Renal Physiology With Obstruction
All stones may produce obstruction and pain. Pain is thought to occur from obstruction or renal capsular distension. With acute unilateral obstruction, in the setting of a normal contralateral kidney, the affected kidney responds in 2 phases to obstruction :
Initial 2 hours. There is increased renal pelvic pressures and renal blood flow. As renal pelvic pressure increases, glomerular filtration (GFR) decreases, as GFR represents the sum of net hydrostatic and oncotic pressures across theglomerulus.
>24 hours. Renal pelvic pressures trend down towards baseline (but remain elevated) and renal blood flow continues to diminish. If persistent, the obstruction leads to renalischemia.

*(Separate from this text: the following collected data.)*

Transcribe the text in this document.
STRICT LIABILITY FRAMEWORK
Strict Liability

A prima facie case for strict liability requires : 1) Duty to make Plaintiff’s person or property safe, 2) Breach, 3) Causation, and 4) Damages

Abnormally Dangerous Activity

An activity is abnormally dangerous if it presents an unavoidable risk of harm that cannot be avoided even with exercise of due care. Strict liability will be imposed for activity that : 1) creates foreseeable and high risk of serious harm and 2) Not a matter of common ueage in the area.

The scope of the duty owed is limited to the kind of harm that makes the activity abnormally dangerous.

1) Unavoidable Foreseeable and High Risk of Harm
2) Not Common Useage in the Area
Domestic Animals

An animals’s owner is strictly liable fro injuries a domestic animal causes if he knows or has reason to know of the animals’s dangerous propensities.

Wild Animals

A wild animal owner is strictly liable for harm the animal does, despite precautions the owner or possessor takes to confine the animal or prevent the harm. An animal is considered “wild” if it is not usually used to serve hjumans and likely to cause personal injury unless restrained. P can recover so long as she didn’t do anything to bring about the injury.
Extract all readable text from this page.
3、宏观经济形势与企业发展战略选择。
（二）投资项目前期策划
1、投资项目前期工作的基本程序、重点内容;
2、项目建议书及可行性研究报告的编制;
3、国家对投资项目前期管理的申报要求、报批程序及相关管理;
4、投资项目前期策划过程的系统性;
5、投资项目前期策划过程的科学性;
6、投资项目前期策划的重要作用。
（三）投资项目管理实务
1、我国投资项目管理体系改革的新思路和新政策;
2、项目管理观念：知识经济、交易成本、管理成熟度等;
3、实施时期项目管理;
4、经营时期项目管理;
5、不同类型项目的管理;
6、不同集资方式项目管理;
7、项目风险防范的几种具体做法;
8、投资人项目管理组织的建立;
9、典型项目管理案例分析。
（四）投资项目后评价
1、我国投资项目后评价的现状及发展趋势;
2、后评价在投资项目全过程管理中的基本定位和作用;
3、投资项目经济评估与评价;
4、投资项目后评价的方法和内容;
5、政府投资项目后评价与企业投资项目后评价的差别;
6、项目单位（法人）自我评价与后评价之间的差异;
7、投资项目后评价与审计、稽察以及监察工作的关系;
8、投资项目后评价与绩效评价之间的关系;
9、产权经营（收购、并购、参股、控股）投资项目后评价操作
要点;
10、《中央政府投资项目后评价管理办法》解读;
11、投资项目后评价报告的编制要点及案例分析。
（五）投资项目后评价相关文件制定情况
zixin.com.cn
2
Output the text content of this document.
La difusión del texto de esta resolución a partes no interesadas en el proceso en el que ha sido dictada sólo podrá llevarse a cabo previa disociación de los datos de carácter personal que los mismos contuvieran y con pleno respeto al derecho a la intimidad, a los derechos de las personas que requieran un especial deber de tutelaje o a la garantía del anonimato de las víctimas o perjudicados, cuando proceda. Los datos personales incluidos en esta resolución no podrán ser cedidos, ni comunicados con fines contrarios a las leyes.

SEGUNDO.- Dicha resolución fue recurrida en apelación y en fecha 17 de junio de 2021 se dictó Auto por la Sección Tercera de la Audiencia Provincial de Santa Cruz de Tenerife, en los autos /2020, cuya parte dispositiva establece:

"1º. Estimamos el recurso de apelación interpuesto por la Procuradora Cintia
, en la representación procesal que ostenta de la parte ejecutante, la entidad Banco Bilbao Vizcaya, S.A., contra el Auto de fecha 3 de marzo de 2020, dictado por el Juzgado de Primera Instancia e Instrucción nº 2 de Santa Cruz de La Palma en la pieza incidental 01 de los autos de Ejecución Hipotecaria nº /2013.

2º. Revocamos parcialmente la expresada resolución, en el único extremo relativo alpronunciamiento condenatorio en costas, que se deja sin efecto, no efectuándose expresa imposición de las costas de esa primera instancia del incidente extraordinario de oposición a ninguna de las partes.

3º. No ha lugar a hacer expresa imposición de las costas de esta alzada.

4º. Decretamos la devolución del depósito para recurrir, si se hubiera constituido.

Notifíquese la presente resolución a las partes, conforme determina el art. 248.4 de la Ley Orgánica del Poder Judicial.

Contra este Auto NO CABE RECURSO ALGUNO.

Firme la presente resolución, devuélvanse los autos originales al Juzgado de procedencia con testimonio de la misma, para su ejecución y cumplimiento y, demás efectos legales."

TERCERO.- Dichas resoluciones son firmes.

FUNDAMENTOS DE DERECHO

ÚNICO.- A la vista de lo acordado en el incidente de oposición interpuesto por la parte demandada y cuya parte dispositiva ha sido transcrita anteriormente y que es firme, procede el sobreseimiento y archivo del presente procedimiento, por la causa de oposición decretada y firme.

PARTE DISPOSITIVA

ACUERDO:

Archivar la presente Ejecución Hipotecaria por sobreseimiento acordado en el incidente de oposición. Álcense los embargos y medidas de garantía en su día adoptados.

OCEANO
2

Thus, obstruction from urinary stones threatens GFR, renal blood flow, and if obstruction is not relieved, renal ischemia leads to irreversible renal impairment. In general, with high-grade obstruction, renal impairment will occur within 2 weeks.
Spontaneous stone passage within the distal ureter may be facilitated with drugs that enhance expulsion.
With observation, close follow-up is needed to ensure stone passage or to follow stone growth and to watch for new infections. As stone composition is typically not known on presentation, it is important to encourage patients to collect and submit their stone for analysis, so that recurrent stone episodes may be more efficiently managed with knowledge of prior stone composition.